What would be a far more reasonable and powerful gesture would be if for one weekend there was a national freeze on games for us to realise and appreciate the humanity and value of our referees.

Last weekend was not that weekend. Instead everywhere outside Roscommon the players continued to play and the rest of us were free to go.

So, after hearing and reading all about the Ballyforan incident and no doubt being suitably appalled, how did we carry on? Did you still give out about the referee at the game you took in, within earshot of others and even the ref himself?

Me too.

I can’t say I was abusive. The couple of occasions I found myself highlighting or bemoaning a wrong decision he had made – for they were the wrong decision, my vantage point being better and unhindered compared to his – it was the call, not the man, I was criticising.

It should also be pointed out that both sets of players and management teams were generally very respectful towards the ref and his fellow officials throughout the game, for all the times their respective supporters would have occasionally questioned or berated a call.

But still I should have been better.
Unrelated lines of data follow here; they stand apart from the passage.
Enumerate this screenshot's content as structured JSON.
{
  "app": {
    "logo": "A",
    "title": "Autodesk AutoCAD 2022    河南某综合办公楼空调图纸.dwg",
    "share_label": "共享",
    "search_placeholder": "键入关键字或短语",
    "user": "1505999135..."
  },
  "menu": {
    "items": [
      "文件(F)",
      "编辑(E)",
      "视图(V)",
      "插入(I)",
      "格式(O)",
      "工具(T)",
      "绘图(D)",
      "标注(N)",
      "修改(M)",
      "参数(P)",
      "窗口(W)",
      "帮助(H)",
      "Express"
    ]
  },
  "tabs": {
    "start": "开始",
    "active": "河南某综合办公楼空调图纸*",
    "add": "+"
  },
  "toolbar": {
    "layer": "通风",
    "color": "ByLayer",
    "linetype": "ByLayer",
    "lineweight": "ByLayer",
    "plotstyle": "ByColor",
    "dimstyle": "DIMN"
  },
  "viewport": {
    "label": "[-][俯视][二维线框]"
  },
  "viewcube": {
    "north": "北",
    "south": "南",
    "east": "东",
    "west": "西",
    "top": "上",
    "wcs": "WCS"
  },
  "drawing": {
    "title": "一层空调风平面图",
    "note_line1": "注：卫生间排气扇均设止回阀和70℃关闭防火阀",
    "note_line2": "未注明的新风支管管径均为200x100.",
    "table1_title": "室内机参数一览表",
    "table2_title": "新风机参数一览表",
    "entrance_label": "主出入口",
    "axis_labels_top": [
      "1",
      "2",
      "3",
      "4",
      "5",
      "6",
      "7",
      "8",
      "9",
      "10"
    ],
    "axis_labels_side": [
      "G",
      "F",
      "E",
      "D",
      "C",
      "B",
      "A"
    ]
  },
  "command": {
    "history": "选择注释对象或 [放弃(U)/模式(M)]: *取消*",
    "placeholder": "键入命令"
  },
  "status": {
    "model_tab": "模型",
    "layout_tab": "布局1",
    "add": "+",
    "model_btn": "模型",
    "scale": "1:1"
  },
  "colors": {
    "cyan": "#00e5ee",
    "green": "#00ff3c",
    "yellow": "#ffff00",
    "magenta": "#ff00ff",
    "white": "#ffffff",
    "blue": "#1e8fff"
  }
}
I should have known better.

After our side had lost by a couple of points – but still remained in the championship, in keeping with that uplifting national trend where everyone is ensured at least three group games and there’s all kinds of last-round permutations and calculations – my despondent young fella remarked, “We’d have won only for the ref.” And so I had to correct him, even though I was the same and only source where he could have come up with such a theory.

No, buddy, the ref didn’t lose or cost us the game. He made a couple of wrong calls but everyone out there made at least a few mistakes. There was at least one call where he ruled in our favour when it should have gone the other way, though you wouldn’t have heard me shout about that one. He had a better game than a lot of our lads. That defeat is on our lads, no one else. They’ll just have to be better the next day.

So must we all.

The GAA could be doing so much more to help refs. What had particularly irked me was when our star player, who once used to be the star player of the county, was repeatedly fisted in the rib cage by an opponent while receiving one particular ball. Not only did he not receive a free in but a free was blown the other way when he was deemed to have fallen on and fouled the ball. 

Tackling on the ball remains highly ambiguous within the sport, with a high tolerance for cheap hits on the man in possession, so there was a certain logic to my cries of “You can only fist the ball, not the man, ref!” On top of that, the linesman had a much better vantage point of that incident than the referee did, but he didn’t intervene. Linesmen need to be more proactive, and at inter-county level there should be at least a second referee, as there is in other sports played in much smaller playing areas.

At times too some refs could do more to help themselves and by extension their colleagues. Talk to the players, form a dialogue and connection with them as fellow partners in the dance, rather than haughtily dismissing genuine queries.

But above all, the rest of us can do better, including yours truly.

In a fine piece on the matter last Sunday, Shane McGrath of the Mail noted, “The right to criticise (referees) is not at issue here and the right to grumble about the ref killing their team is one for which even the most reasonable of supporters must sometimes reach.” 

But when we do grumble we’ve to ensure it’s not loud or vehement enough for my son’s generation to be another that is reared on thinking the refs are there to be blamed rather than thanked.

Without them, as they’re starting to learn in Roscommon, we’ll have no games the first Sunday in September or any other day.